Collaborative economy business models know no boundaries, especially in the financial industry and its technological branch – fintech. In addition to the increasingly popular services such as crowdfunding, equity crowdfunding, social currency exchange and cryptocurrencies (Bitcoin), P2P money lending, i.e. social loans, is dynamically developing. Social lending, otherwise known as peer-to-peer lending, is developing very dynamically in countries where regulations favor innovative financial services. Unfortunately, Poland is not one of them yet. It is a pity, because in less than 3 years the global social loan market has grown tenfold from USD 600 million in 2012 to USD 6 billion at the end of 2015. According to PwC, by 2025 this market may grow to at least USD 150 billion.
Here is the list of the volume of social loans granted in March 2016, compiled by the portal www.P2P-Banking.com:
www.p2p-banking.com/countries/germany-international-p2p-lending-statistics-march-2016
There are two Polish websites: www.finansowo.pl and www.kokos.pl. Unfortunately, they have no right to exist in Poland. At the moment, the anti-usury act and the ruling of the Supreme Administrative Court of 2012 are effectively blocking the development of social lending in our country. This is a very unpleasant situation, because it contributes to the outflow of investors abroad, reduces the development of entrepreneurship in the country and forces over 1.5 million Poles to use payday loans. P2P money lending can more honestly fill the gap visible in the loan market in Poland.
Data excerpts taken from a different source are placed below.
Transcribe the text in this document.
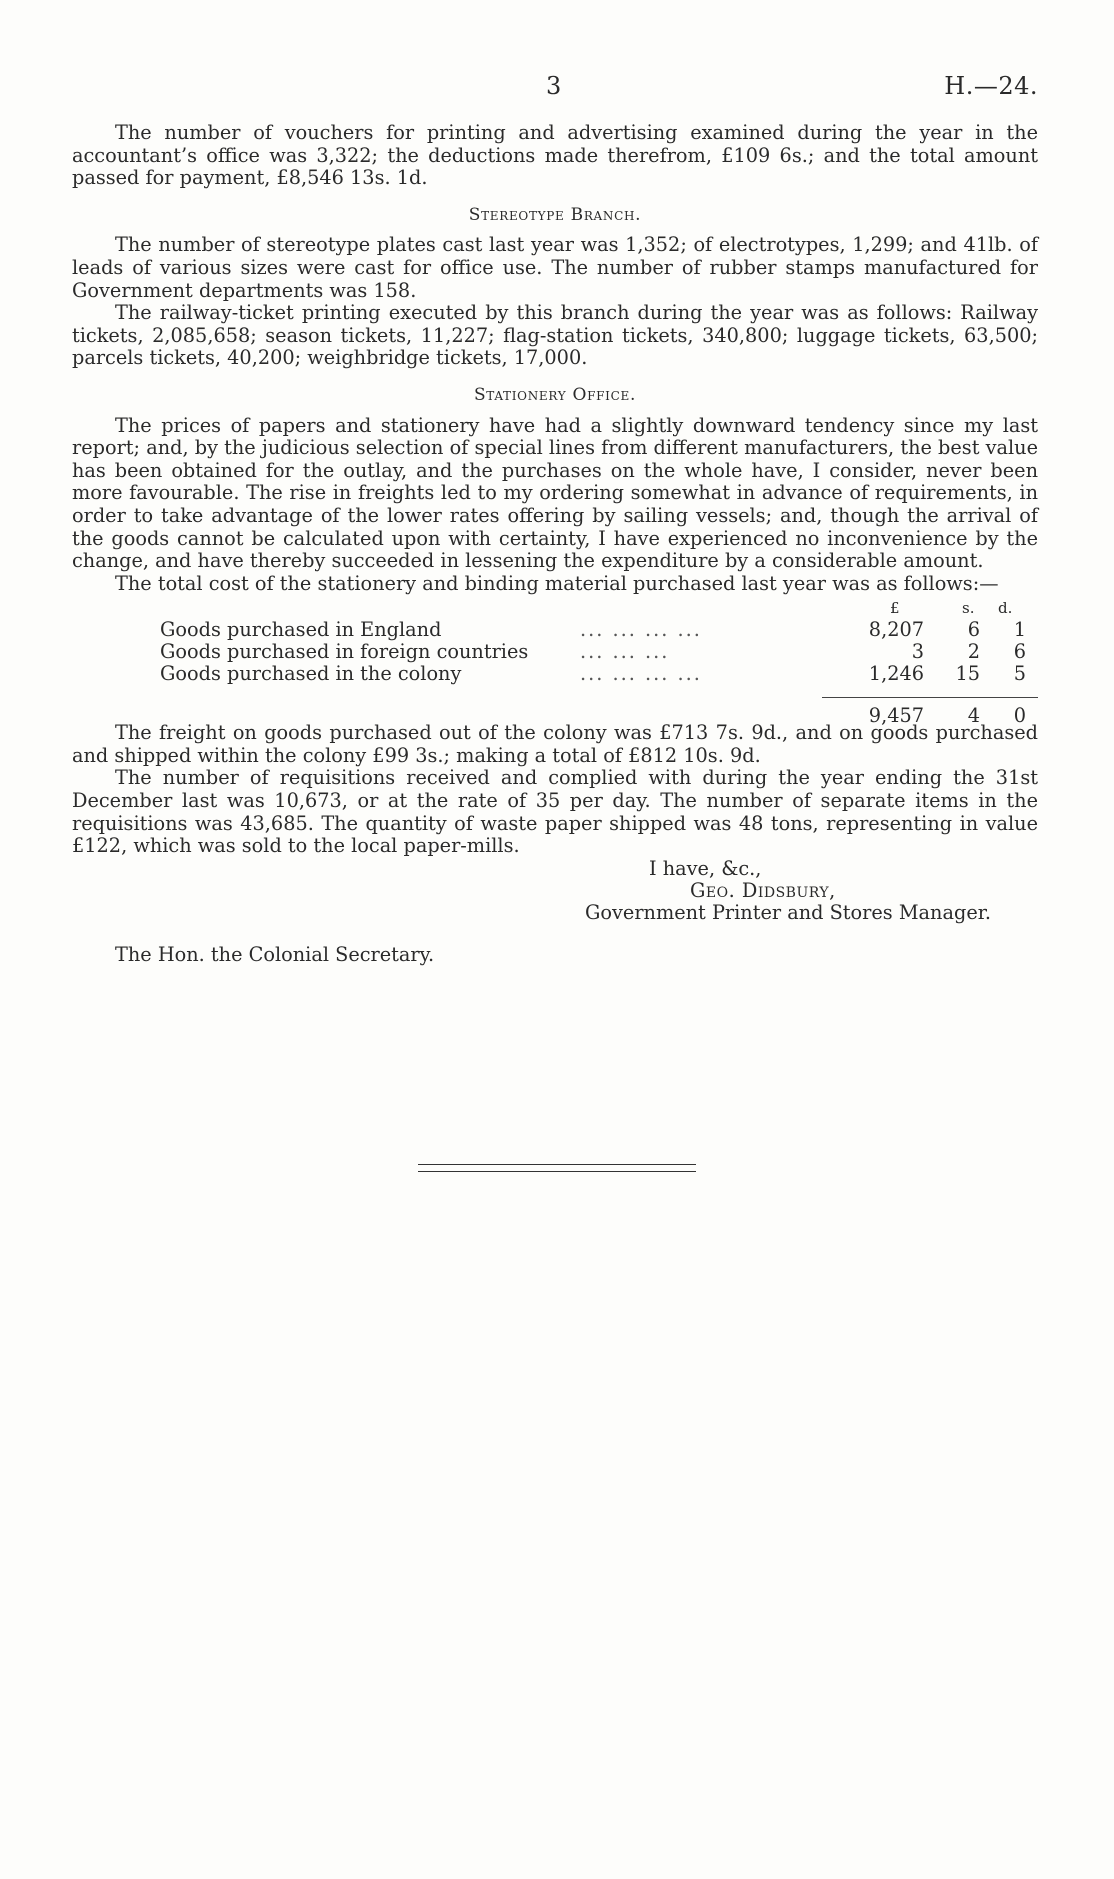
3	H.—24.

The number of vouchers for printing and advertising examined during the year in the accountant’s office was 3,322; the deductions made therefrom, £109 6s.; and the total amount passed for payment, £8,546 13s. 1d.

Stereotype Branch.

The number of stereotype plates cast last year was 1,352; of electrotypes, 1,299; and 41lb. of leads of various sizes were cast for office use. The number of rubber stamps manufactured for Government departments was 158.

The railway-ticket printing executed by this branch during the year was as follows: Railway tickets, 2,085,658; season tickets, 11,227; flag-station tickets, 340,800; luggage tickets, 63,500; parcels tickets, 40,200; weighbridge tickets, 17,000.

Stationery Office.

The prices of papers and stationery have had a slightly downward tendency since my last report; and, by the judicious selection of special lines from different manufacturers, the best value has been obtained for the outlay, and the purchases on the whole have, I consider, never been more favourable. The rise in freights led to my ordering somewhat in advance of requirements, in order to take advantage of the lower rates offering by sailing vessels; and, though the arrival of the goods cannot be calculated upon with certainty, I have experienced no inconvenience by the change, and have thereby succeeded in lessening the expenditure by a considerable amount.

The total cost of the stationery and binding material purchased last year was as follows:—

£	s. d.
Goods purchased in England	... ... ... ...	8,207	6	1
Goods purchased in foreign countries	... ... ...	3	2	6
Goods purchased in the colony	... ... ... ...	1,246	15	5
9,457	4	0

The freight on goods purchased out of the colony was £713 7s. 9d., and on goods purchased and shipped within the colony £99 3s.; making a total of £812 10s. 9d.

The number of requisitions received and complied with during the year ending the 31st December last was 10,673, or at the rate of 35 per day. The number of separate items in the requisitions was 43,685. The quantity of waste paper shipped was 48 tons, representing in value £122, which was sold to the local paper-mills.

I have, &c.,
Geo. Didsbury,
Government Printer and Stores Manager.
The Hon. the Colonial Secretary.
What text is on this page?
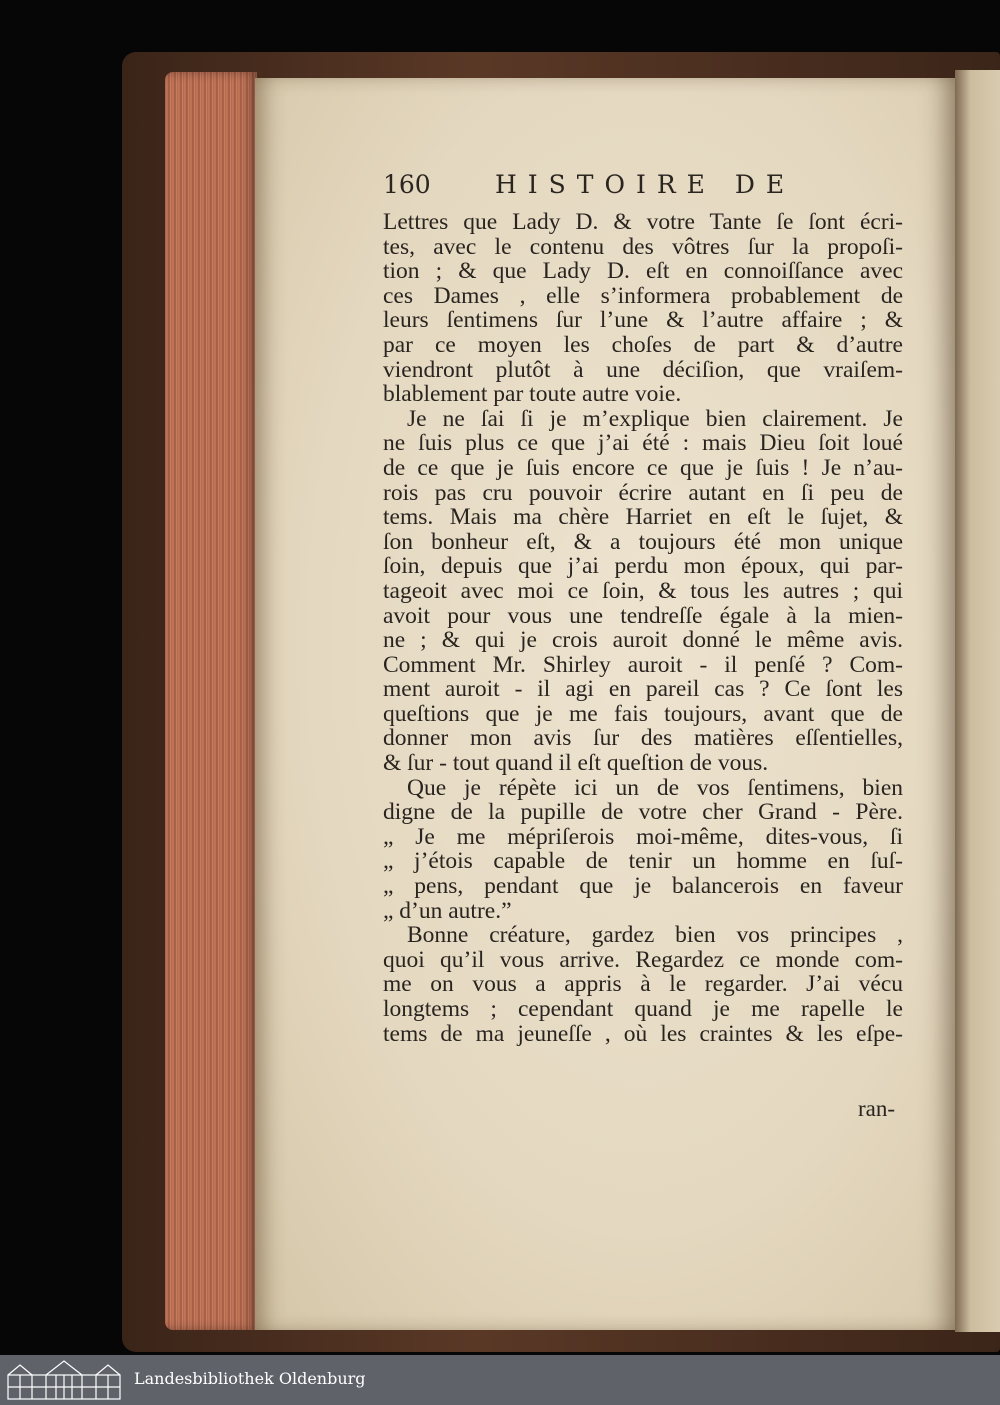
160	HISTOIRE DE
Lettres que Lady D. & votre Tante ſe ſont écri-
tes, avec le contenu des vôtres ſur la propoſi-
tion ; & que Lady D. eſt en connoiſſance avec
ces Dames , elle s’informera probablement de
leurs ſentimens ſur l’une & l’autre affaire ; &
par ce moyen les choſes de part & d’autre
viendront plutôt à une déciſion, que vraiſem-
blablement par toute autre voie.
Je ne ſai ſi je m’explique bien clairement. Je
ne ſuis plus ce que j’ai été : mais Dieu ſoit loué
de ce que je ſuis encore ce que je ſuis ! Je n’au-
rois pas cru pouvoir écrire autant en ſi peu de
tems. Mais ma chère Harriet en eſt le ſujet, &
ſon bonheur eſt, & a toujours été mon unique
ſoin, depuis que j’ai perdu mon époux, qui par-
tageoit avec moi ce ſoin, & tous les autres ; qui
avoit pour vous une tendreſſe égale à la mien-
ne ; & qui je crois auroit donné le même avis.
Comment Mr. Shirley auroit - il penſé ? Com-
ment auroit - il agi en pareil cas ? Ce ſont les
queſtions que je me fais toujours, avant que de
donner mon avis ſur des matières eſſentielles,
& ſur - tout quand il eſt queſtion de vous.
Que je répète ici un de vos ſentimens, bien
digne de la pupille de votre cher Grand - Père.
„ Je me mépriſerois moi-même, dites-vous, ſi
„ j’étois capable de tenir un homme en ſuſ-
„ pens, pendant que je balancerois en faveur
„ d’un autre.”
Bonne créature, gardez bien vos principes ,
quoi qu’il vous arrive. Regardez ce monde com-
me on vous a appris à le regarder. J’ai vécu
longtems ; cependant quand je me rapelle le
tems de ma jeuneſſe , où les craintes & les eſpe-
ran-
Landesbibliothek Oldenburg
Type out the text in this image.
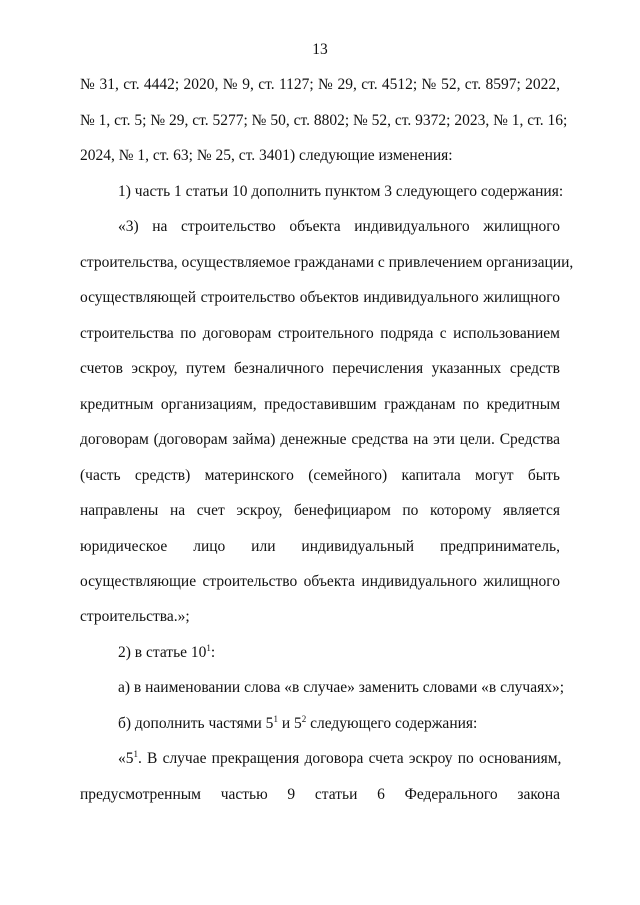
13
№ 31, ст. 4442; 2020, № 9, ст. 1127; № 29, ст. 4512; № 52, ст. 8597; 2022,
№ 1, ст. 5; № 29, ст. 5277; № 50, ст. 8802; № 52, ст. 9372; 2023, № 1, ст. 16;
2024, № 1, ст. 63; № 25, ст. 3401) следующие изменения:
1) часть 1 статьи 10 дополнить пунктом 3 следующего содержания:
«3) на строительство объекта индивидуального жилищного
строительства, осуществляемое гражданами с привлечением организации,
осуществляющей строительство объектов индивидуального жилищного
строительства по договорам строительного подряда с использованием
счетов эскроу, путем безналичного перечисления указанных средств
кредитным организациям, предоставившим гражданам по кредитным
договорам (договорам займа) денежные средства на эти цели. Средства
(часть средств) материнского (семейного) капитала могут быть
направлены на счет эскроу, бенефициаром по которому является
юридическое лицо или индивидуальный предприниматель,
осуществляющие строительство объекта индивидуального жилищного
строительства.»;
2) в статье $10^1$:
а) в наименовании слова «в случае» заменить словами «в случаях»;
б) дополнить частями $5^1$ и $5^2$ следующего содержания:
«$5^1$. В случае прекращения договора счета эскроу по основаниям,
предусмотренным частью 9 статьи 6 Федерального закона
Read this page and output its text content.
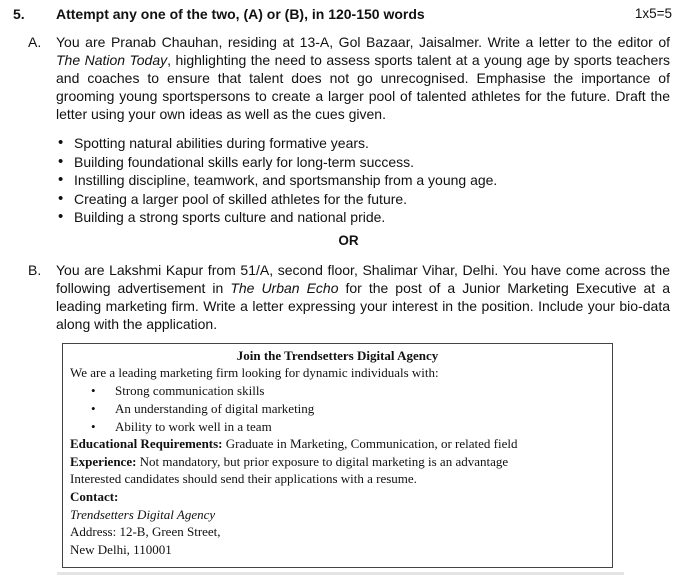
5. Attempt any one of the two, (A) or (B), in 120-150 words	1x5=5
A. You are Pranab Chauhan, residing at 13-A, Gol Bazaar, Jaisalmer. Write a letter to the editor of The Nation Today, highlighting the need to assess sports talent at a young age by sports teachers and coaches to ensure that talent does not go unrecognised. Emphasise the importance of grooming young sportspersons to create a larger pool of talented athletes for the future. Draft the letter using your own ideas as well as the cues given.

• Spotting natural abilities during formative years.
• Building foundational skills early for long-term success.
• Instilling discipline, teamwork, and sportsmanship from a young age.
• Creating a larger pool of skilled athletes for the future.
• Building a strong sports culture and national pride.
OR
B. You are Lakshmi Kapur from 51/A, second floor, Shalimar Vihar, Delhi. You have come across the following advertisement in The Urban Echo for the post of a Junior Marketing Executive at a leading marketing firm. Write a letter expressing your interest in the position. Include your bio-data along with the application.

Join the Trendsetters Digital Agency
We are a leading marketing firm looking for dynamic individuals with:
• Strong communication skills
• An understanding of digital marketing
• Ability to work well in a team
Educational Requirements: Graduate in Marketing, Communication, or related field
Experience: Not mandatory, but prior exposure to digital marketing is an advantage
Interested candidates should send their applications with a resume.
Contact:
Trendsetters Digital Agency
Address: 12-B, Green Street,
New Delhi, 110001
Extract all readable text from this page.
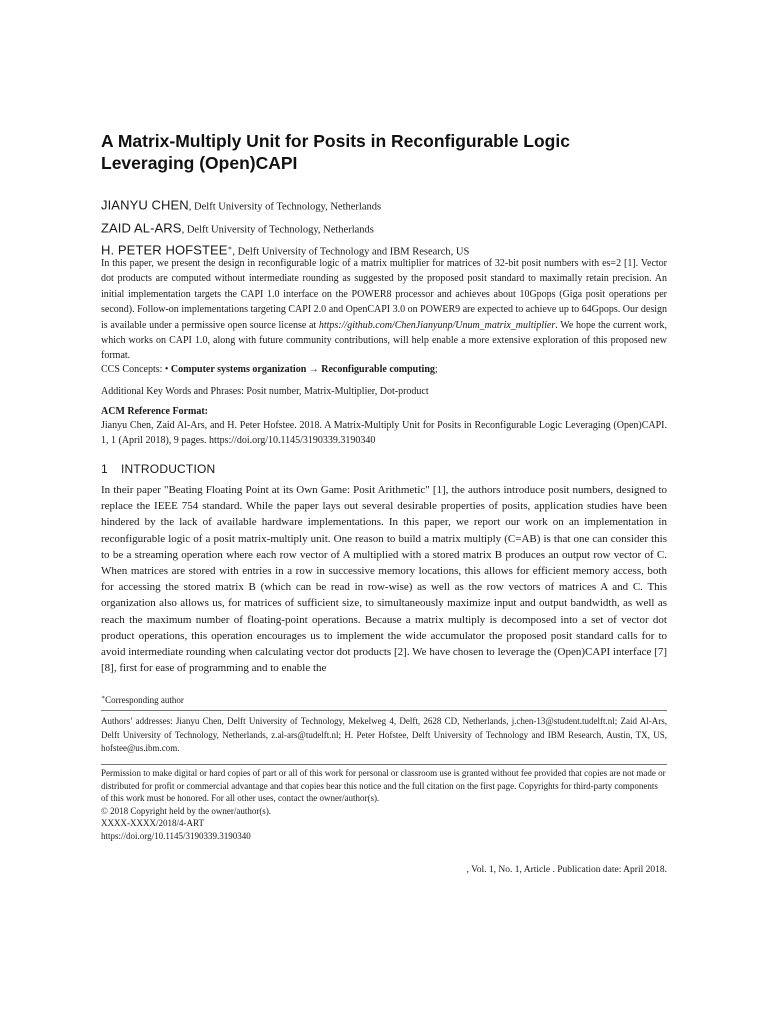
A Matrix-Multiply Unit for Posits in Reconfigurable Logic Leveraging (Open)CAPI
JIANYU CHEN, Delft University of Technology, Netherlands
ZAID AL-ARS, Delft University of Technology, Netherlands
H. PETER HOFSTEE∗, Delft University of Technology and IBM Research, US
In this paper, we present the design in reconfigurable logic of a matrix multiplier for matrices of 32-bit posit numbers with es=2 [1]. Vector dot products are computed without intermediate rounding as suggested by the proposed posit standard to maximally retain precision. An initial implementation targets the CAPI 1.0 interface on the POWER8 processor and achieves about 10Gpops (Giga posit operations per second). Follow-on implementations targeting CAPI 2.0 and OpenCAPI 3.0 on POWER9 are expected to achieve up to 64Gpops. Our design is available under a permissive open source license at https://github.com/ChenJianyunp/Unum_matrix_multiplier. We hope the current work, which works on CAPI 1.0, along with future community contributions, will help enable a more extensive exploration of this proposed new format.
CCS Concepts: • Computer systems organization → Reconfigurable computing;
Additional Key Words and Phrases: Posit number, Matrix-Multiplier, Dot-product
ACM Reference Format:
Jianyu Chen, Zaid Al-Ars, and H. Peter Hofstee. 2018. A Matrix-Multiply Unit for Posits in Reconfigurable Logic Leveraging (Open)CAPI. 1, 1 (April 2018), 9 pages. https://doi.org/10.1145/3190339.3190340
1 INTRODUCTION
In their paper "Beating Floating Point at its Own Game: Posit Arithmetic" [1], the authors introduce posit numbers, designed to replace the IEEE 754 standard. While the paper lays out several desirable properties of posits, application studies have been hindered by the lack of available hardware implementations. In this paper, we report our work on an implementation in reconfigurable logic of a posit matrix-multiply unit. One reason to build a matrix multiply (C=AB) is that one can consider this to be a streaming operation where each row vector of A multiplied with a stored matrix B produces an output row vector of C. When matrices are stored with entries in a row in successive memory locations, this allows for efficient memory access, both for accessing the stored matrix B (which can be read in row-wise) as well as the row vectors of matrices A and C. This organization also allows us, for matrices of sufficient size, to simultaneously maximize input and output bandwidth, as well as reach the maximum number of floating-point operations. Because a matrix multiply is decomposed into a set of vector dot product operations, this operation encourages us to implement the wide accumulator the proposed posit standard calls for to avoid intermediate rounding when calculating vector dot products [2]. We have chosen to leverage the (Open)CAPI interface [7] [8], first for ease of programming and to enable the
∗Corresponding author
Authors’ addresses: Jianyu Chen, Delft University of Technology, Mekelweg 4, Delft, 2628 CD, Netherlands, j.chen-13@student.tudelft.nl; Zaid Al-Ars, Delft University of Technology, Netherlands, z.al-ars@tudelft.nl; H. Peter Hofstee, Delft University of Technology and IBM Research, Austin, TX, US, hofstee@us.ibm.com.
Permission to make digital or hard copies of part or all of this work for personal or classroom use is granted without fee provided that copies are not made or distributed for profit or commercial advantage and that copies bear this notice and the full citation on the first page. Copyrights for third-party components of this work must be honored. For all other uses, contact the owner/author(s).
© 2018 Copyright held by the owner/author(s).
XXXX-XXXX/2018/4-ART
https://doi.org/10.1145/3190339.3190340
, Vol. 1, No. 1, Article . Publication date: April 2018.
As Artur Nowak Gocławski, the founder of the ANG credit advisers’ cooperative and the online mutual loan platform, believes:
“However, horrendous fees to financial institutions can be avoided. By borrowing money from each other, without financial intermediaries, online. Just as Uber has revolutionized urban transport, and Airbnb – hotel services, the American portal Lending Club, or its biggest competitor Prosper – revolutionize the market of short-term financial loans (“Peer-to-peer lending”). By associating ordinary people who have money with those who need financing. This year, the revenues of the Lending Club, which has been listed on the New York Stock Exchange for a year, are expected to grow 72 percent to over a billion dollars. “
The problems of Polish social ledning began in 2012 due to the ruling of the Supreme Administrative Court in which it agreed with the tax office in Gdańsk that the income obtained from the social loan is income from economic activity, and not from financial activity, as it might seem. Moreover, in order for a natural person to be able to borrow money to any other natural person via a P2P platform, they should set up a company – the NSA decided that social loans are non-agricultural business activities (!?!). In direct interpretation, this means that currently in Poland, people who want to lend their money to other people via the Internet must meet the requirements imposed by the Act on Financial Market Supervision, i.e. have share capital paid in cash, min. PLN 200,000. Otherwise, they are subject to imprisonment for up to two years and a fine of up to PLN 500,000.
A good example of how the state and the regulator should act at the time of innovation is Great Britain, which in 2014 was the first to introduce regulations conducive to the development of social loans. As a result, the 3 largest P2P loan companies significantly accelerated their development and over 20 new companies were established in this sector! There are already 8 large (each with a capitalization of more than $ 1 billion) social lending platforms in the United States, the largest of which, www.lendingclub.com, has lent more than $ 20 billion to date and is growing at the following rate:
The UK and US governments have long recognized that it is worth supporting the development of the collaborative economy, as it contributes, inter alia, to to a more efficient allocation of resources in the economy. Currently, in Poland, it is only up to the regulator whether the P2P lending market will develop. Polish innovative companies from the social loan sector are waiting for business development opportunities in our country. I am convinced that if the regulations in Poland do not change, Poles will find a way to “exchange” their money with each other, but they will be forced to use English or American platforms and they will pay taxes in those countries. The world of finance is heading towards P2P loans, the question is whether we will manage to change the regulations in Poland so that domestic companies are created before global players enter our market.